Oleh: Isman Rahmani Yusron
“Bila
kaum muda yang telah belajar di sekolah dan menganggap dirinya terlalu tinggi
dan pintar untuk melebur dengan masyarakat yang bekerja dengan cangkul dan
hanya memiliki cita-cita yang sederhana, maka lebih baik pendidikan itu tidak
diberikan sama sekali.” -
Tan Malaka
A. Pendahuluan
Perkembangan ilmu pengetahuan arus utama,
selalu pongah dengan klaim bahwa suatu kebenaran hanya dapat diterima jika
telah diverifikasi secara empiris dengan bukti nyata menurut pengalaman.

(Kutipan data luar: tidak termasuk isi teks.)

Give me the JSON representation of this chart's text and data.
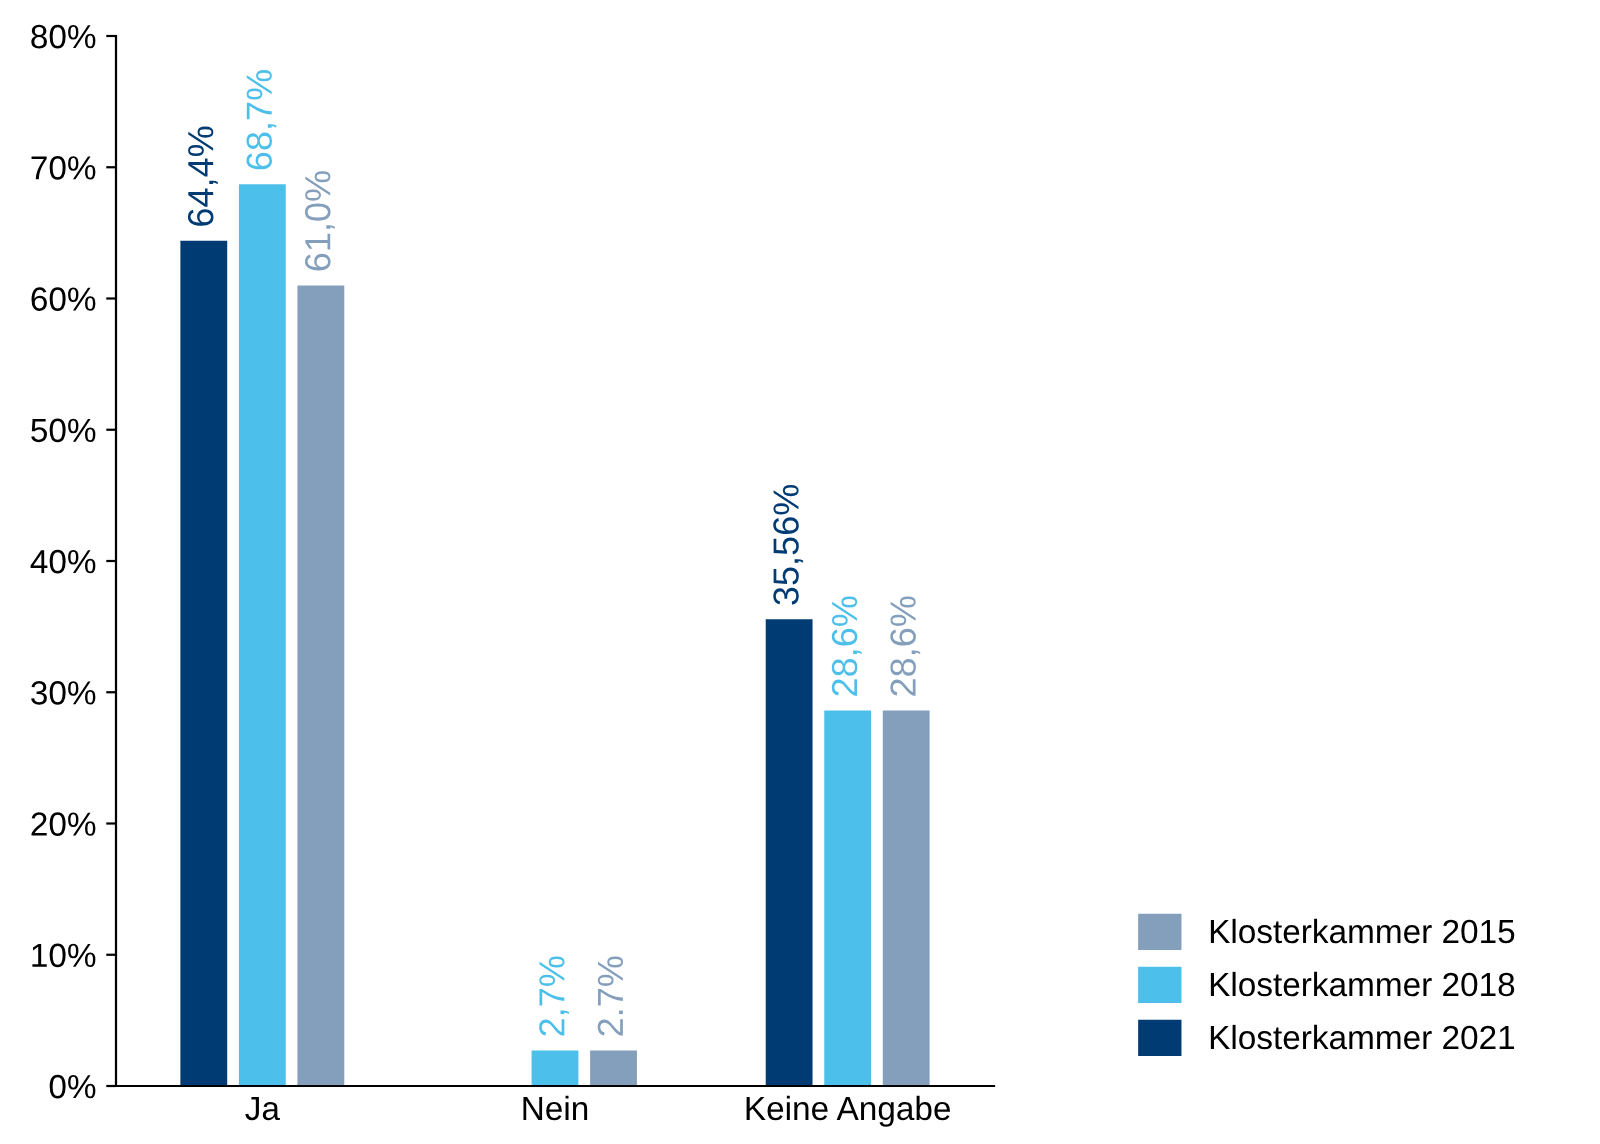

Objektivitas dalam kegiatan ilmiah, seolah menjadi legitimasi yang berlebihan
untuk dijadikan sebagai kebenaran yang universal dan dapat digeneralisasi pada
aspek yang lebih luas. Seolah-olah, subjektifitas dan rasionalitas subjektif
tidak dapat diikutkan dan bermakna peyoratif dalam dunia ilmu pengetahuan.
Paradigma ini, memicu sebuah klaim yang berlebihan mengenai ilmiah atau
tidaknya suatu teori didasarkan semata-mata pada bukti empirik apa adanya.
Bahkan, tradisi pembuktian menurut pengalaman empiris dan objektif ini menjadi
pedoman ekslusif yang mendikhotomi realitas menjadi “yang ilmiah” dan “tidak
ilmiah”. Sesuatu yang ilmiah dikesankan pada suatu bentuk rigid yang selaras
dengan bukti yang ditemukan secara empirik. Hal-hal yang berkaitan dengan nilai
dan kepentingan masyarakat, seolah dibebaskan bahkan dijauhkan. Akhirnya,
jargon fakta ilmiah bebas nilai, seolah menjadi lazim dan tidak dapat digugat.
Pemisahan ilmu pengetahuan dengan
kepentingan, menghasilkan masyarakat keilmuan yang lari dari tanggung jawab.
Ilmu pengetahuan dijadikan sebuah domain yang tidak boleh tercampuri urusan
politis kemanusiaan. Sekaligus, secara otomatis, ilmu pengetahuan tidak
dibentuk untuk secara direktif menyelesaikan masalah nilai kemasyarakatan. Ilmu
pengetahuan hanyalah untuk ilmu pengetahuan, demi perkembangan ilmu
pengetahuan. Pola saintisme semacam ini, melahirkan sebuah kultur pemisahan
ilmu pengetahuan dengan realitas hidup kemasyarakatan. Akibatnya, dunia
keilmuan semakin berada di awang-awang, melesat meninggalkan realitas kehidupan
yang –jika tak bisa dibilang lamban, memerlukan proses kompleks untuk mencapai
titik kemajuan tertentu.
Meski demikian, ketimpangan jarak antara ilmu
dan realitas masyarakat, pada akhirnya menggusur pihak yang lebih lamban untuk
mengejar ketertinggalannya. Sehingga, dalam hal ini realitas kemasyarakatan
yang wajarnya bergerak berproses, dipaksa untuk berubah pesat, serba cepat,
mengejar keseimbangan dengan perubahan cepat ilmu pengetahuan. Kondisi ini menghasilkan
sebuah tatanan masyarakat yang tak pernah selesai mencerna zaman. Kultur
kehidupan berubah dari yang asalnya pendalaman makna alam semesta, menjadi
masyarakat kompetitif yang penuh persaingan mewujudkan ambisi idealnya. Situasi
yang serba berkompetisi dan bersaing ini, lama kelamaan mendistorsi nilai-nilai
kemanusiaan dalam masyarakat. Kehidupan semakin tidak manusiawi, bergerak
seperti mesin dalam sebuah pabrik yang berlomba-lomba untuk terus berproduksi,
serba transaksional dan saling tindas menindas.